In 1985 things looked a little better for the future of Bond games. Domark, founded by a Dominic and Mark, who is now part of the Eidos group that brought us A View To A Kill, based on the film that was released in the same year followed by Goldfinger in 1986. The Living Daylights then followed in 1987, alongside with Live And Let Die in 1988. 1989 saw the release of Licence To Kill; whilst 1990 saw the release of a Bond film thirteen years earlier which was The Spy Who Loved Me alongside with Lord Bromleys Estate and Q’s Armory.
It is interesting to note that there is artwork and advertisements out there for an Octopussy video game, which one presumes could have been developed by Domark, but for some reason was never released.
In 1992 THQ Inc. released James Bond JR for the Nintendo whilst Domark came back for its 6th and final outing that was James Bond 007:The Duel developed for the Saga Megadrive. Even though my mother and her brother had owned a Sega Megadrive, I can’t exactly remember having this game. James Bond: The Duel was the first Bond game to feature an original story line.
Even though I’ve been aware of these games, I’m not particularly tempted to buy an Atari, or Commodore just to specifically play them. Of course, a part of me wants to play them just for the sheer Bond experience. The main reason why I don’t give in to the temptation is mainly because my beloved would no doubt have issues with it. Even though it’s James Bond and I am indeed a hard core Bond devotee, it just seems like a lot of effort to have to go through for a gaming experience that will no doubt pale in comparison to what current games have to offer. Thanks to Youtube, however, it’s very easy to witness the game play on some of these older games. This is a walk through of James Bond: The Duel on the Sega Mega Drive thanks to Youtube user “Torne.”
After a four-year break with in the Bond Game world, James Bond came back in 1997 in a completely new computer gaming experience.
In the words of Adele “It’s where we start’. August 25th 1997 saw the release of Goldeneye 64 for the new Nintendo games console and ever since I have been hooked. My father has always been a huge fan of Nintendo and has owned every console they had ever made, so it was tradition that the Nintendo 64 would be sitting with in the TV stand.
If memory serves me well I think my father had purchased Goldeneye 64 in the November of 1997, and he was simply blown away alongside millions of other computer gaming fans. It was definitely the first game I played in 1st person POV and was just purely fascinated by the whole thing. One of my fondest memories as a twelve year old was to welcome friends ’round on a Saturday afternoon just to play the multi player levels, which where generally a lot of fun. One of the best features for multiplayer is that you could play as villains from different films throughout the franchise.

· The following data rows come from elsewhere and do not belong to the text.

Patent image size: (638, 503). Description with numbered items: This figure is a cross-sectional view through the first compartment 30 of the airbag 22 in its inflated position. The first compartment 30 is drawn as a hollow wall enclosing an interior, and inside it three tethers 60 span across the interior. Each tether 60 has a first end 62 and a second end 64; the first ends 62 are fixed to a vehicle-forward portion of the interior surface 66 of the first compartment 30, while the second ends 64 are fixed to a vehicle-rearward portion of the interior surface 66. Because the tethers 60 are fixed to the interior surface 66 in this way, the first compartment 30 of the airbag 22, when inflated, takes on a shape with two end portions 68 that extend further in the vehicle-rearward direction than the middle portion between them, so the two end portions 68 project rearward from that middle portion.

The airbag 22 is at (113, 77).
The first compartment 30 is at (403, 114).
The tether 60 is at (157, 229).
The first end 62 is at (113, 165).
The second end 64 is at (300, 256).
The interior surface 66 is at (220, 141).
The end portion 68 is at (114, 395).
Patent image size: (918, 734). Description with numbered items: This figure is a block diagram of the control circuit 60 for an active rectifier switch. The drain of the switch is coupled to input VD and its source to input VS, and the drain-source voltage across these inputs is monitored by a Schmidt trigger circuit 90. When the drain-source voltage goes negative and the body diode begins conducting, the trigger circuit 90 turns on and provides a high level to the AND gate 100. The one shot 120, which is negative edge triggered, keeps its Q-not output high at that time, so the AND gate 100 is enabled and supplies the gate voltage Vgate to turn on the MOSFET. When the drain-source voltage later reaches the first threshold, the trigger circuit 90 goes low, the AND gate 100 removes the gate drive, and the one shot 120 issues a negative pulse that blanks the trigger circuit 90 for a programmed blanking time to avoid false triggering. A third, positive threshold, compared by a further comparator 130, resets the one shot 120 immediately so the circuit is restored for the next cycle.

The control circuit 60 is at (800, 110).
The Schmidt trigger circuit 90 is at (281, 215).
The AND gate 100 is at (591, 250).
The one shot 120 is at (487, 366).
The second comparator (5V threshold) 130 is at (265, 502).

Oddjob, Jaws, Scaramanga and Baron Samedi come to mind. The game utilizes settings and scenarios from the film Goldeneye, and since I was introduced to the game before even watching the film, it added something extra to my enjoyment of Goldeneye once I saw it for the first time. A few levels were added such as the silo and the caverns, which did not appear in the film.
The last time I played the game was about thirteen years ago whilst on one my babysitting duties, and I still thoroughly enjoyed it. Despite the fact that graphics and gaming have developed immensely within the three years of it being first released, it was still an enjoyable experience. Interestingly I also found it even easier to play than I remember from my childhood.

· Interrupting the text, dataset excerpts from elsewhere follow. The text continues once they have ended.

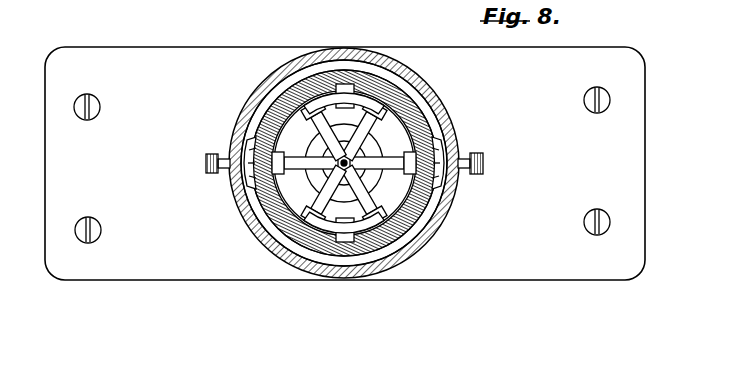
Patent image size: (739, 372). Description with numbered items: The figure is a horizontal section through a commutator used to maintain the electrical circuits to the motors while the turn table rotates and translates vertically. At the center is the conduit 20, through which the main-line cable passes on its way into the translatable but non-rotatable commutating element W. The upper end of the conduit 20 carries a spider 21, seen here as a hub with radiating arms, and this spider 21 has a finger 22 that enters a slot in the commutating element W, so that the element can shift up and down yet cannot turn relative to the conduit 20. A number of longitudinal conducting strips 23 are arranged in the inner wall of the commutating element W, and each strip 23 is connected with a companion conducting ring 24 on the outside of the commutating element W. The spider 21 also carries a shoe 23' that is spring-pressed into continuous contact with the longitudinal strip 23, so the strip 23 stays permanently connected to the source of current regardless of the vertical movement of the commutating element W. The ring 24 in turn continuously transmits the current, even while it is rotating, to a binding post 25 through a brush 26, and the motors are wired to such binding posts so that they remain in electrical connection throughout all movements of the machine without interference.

The conduit 20 is at (363, 151).
The spider 21 is at (420, 133).
The finger 22 is at (344, 236).
The longitudinal conducting strip 23 is at (344, 163).
The shoe 23' is at (354, 145).
The conducting ring 24 is at (270, 108).
The binding post 25 is at (212, 173).
The brush 26 is at (241, 189).
The commutating element W is at (430, 213).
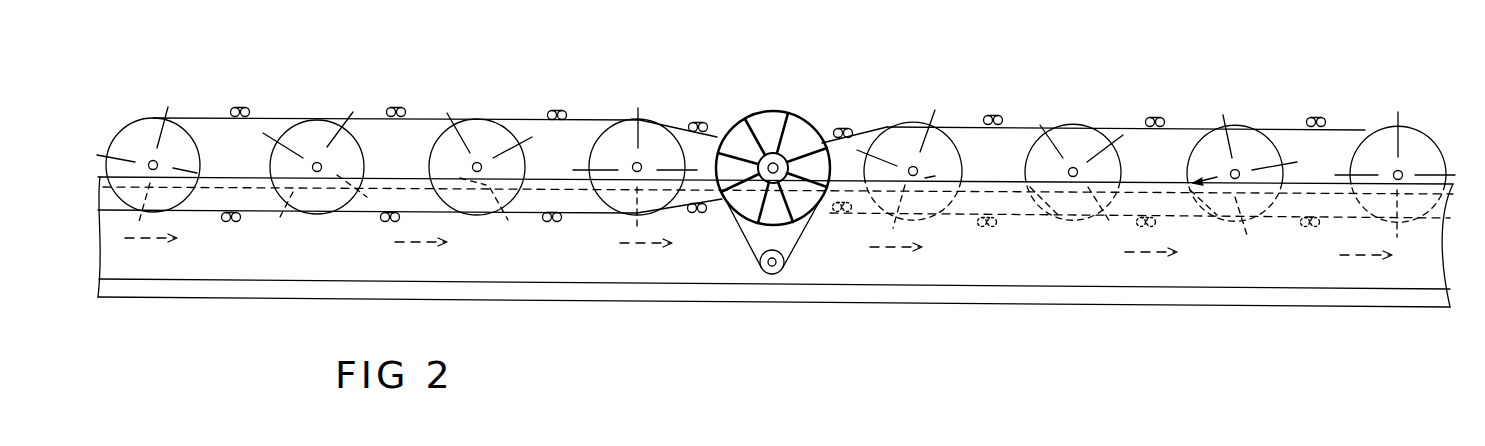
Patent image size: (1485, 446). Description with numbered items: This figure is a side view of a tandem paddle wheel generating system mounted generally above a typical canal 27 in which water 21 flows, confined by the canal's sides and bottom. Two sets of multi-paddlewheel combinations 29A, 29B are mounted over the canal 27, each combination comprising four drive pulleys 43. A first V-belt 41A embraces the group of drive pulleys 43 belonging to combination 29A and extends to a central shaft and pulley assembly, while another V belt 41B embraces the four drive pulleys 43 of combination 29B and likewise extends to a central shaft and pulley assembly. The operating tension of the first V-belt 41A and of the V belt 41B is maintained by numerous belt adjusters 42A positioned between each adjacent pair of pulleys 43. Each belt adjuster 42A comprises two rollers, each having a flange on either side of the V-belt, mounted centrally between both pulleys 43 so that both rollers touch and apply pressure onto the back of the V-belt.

The water 21 is at (1130, 257).
The canal 27 is at (863, 310).
The multi-paddlewheel combination 29A is at (1397, 93).
The multi-paddlewheel combination 29B is at (673, 92).
The first V-belt 41A is at (1280, 128).
The V belt 41B is at (617, 85).
The belt adjuster 42A is at (236, 112).
The drive pulley 43 is at (478, 120).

Originally Goldeneye was intended for the Super Nintendo Entertainment System (SNES) and was penciled in for a 1995 release to coincide with the film’s release, but the developers decided to release it for the upcoming gaming console that turned out to be the Nintendo 64.

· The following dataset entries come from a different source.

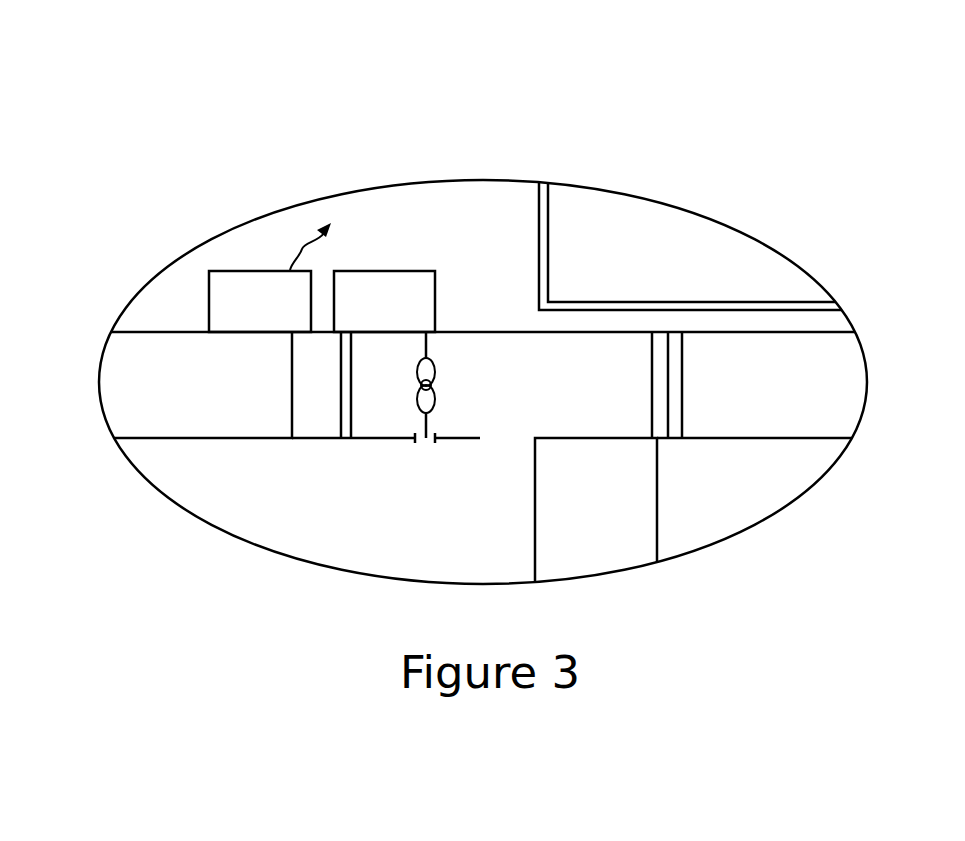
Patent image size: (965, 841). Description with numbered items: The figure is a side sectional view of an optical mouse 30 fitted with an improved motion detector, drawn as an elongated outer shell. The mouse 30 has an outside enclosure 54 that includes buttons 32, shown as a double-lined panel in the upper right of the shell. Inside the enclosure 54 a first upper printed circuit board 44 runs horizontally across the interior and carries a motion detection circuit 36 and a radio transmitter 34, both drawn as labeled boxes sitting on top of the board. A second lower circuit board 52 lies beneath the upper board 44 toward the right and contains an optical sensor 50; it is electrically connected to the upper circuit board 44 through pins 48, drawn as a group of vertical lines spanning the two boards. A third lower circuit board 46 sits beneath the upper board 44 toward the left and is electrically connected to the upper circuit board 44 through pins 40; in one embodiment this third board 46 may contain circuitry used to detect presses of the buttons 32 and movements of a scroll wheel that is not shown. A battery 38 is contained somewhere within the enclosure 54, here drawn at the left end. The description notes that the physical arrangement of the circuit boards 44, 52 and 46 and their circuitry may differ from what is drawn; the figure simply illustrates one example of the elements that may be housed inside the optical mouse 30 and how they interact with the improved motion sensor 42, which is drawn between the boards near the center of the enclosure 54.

The mouse 30 is at (906, 80).
The buttons 32 is at (668, 206).
The radio transmitter 34 is at (238, 271).
The Motion Detection Circuit (MDC) 36 is at (378, 271).
The battery 38 is at (110, 390).
The pins 40 is at (341, 405).
The motion sensor 42 is at (470, 380).
The first upper printed circuit board 44 is at (513, 331).
The third lower circuit board 46 is at (366, 438).
The pins 48 is at (675, 368).
The optical sensor 50 is at (645, 468).
The second lower circuit board 52 is at (752, 438).
The outside enclosure 54 is at (478, 181).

This of course was a wise choice, because quite frankly I think this is what sold the Nintendo 64. Over eight million copies were sold, and I imagine that a good percentage of that market might have bought a Nintendo 64 just experience Goldeneye 64 making the game a phenomenon in it own right. It won a numerous awards and garnered praised as the best first person shooter experience in home entertainment. Goldeneye 007 is still what many of today’s James Bond fans compare the latest Bond games to.
In the world of Bond games, Goldeneye has become a brand name in itself.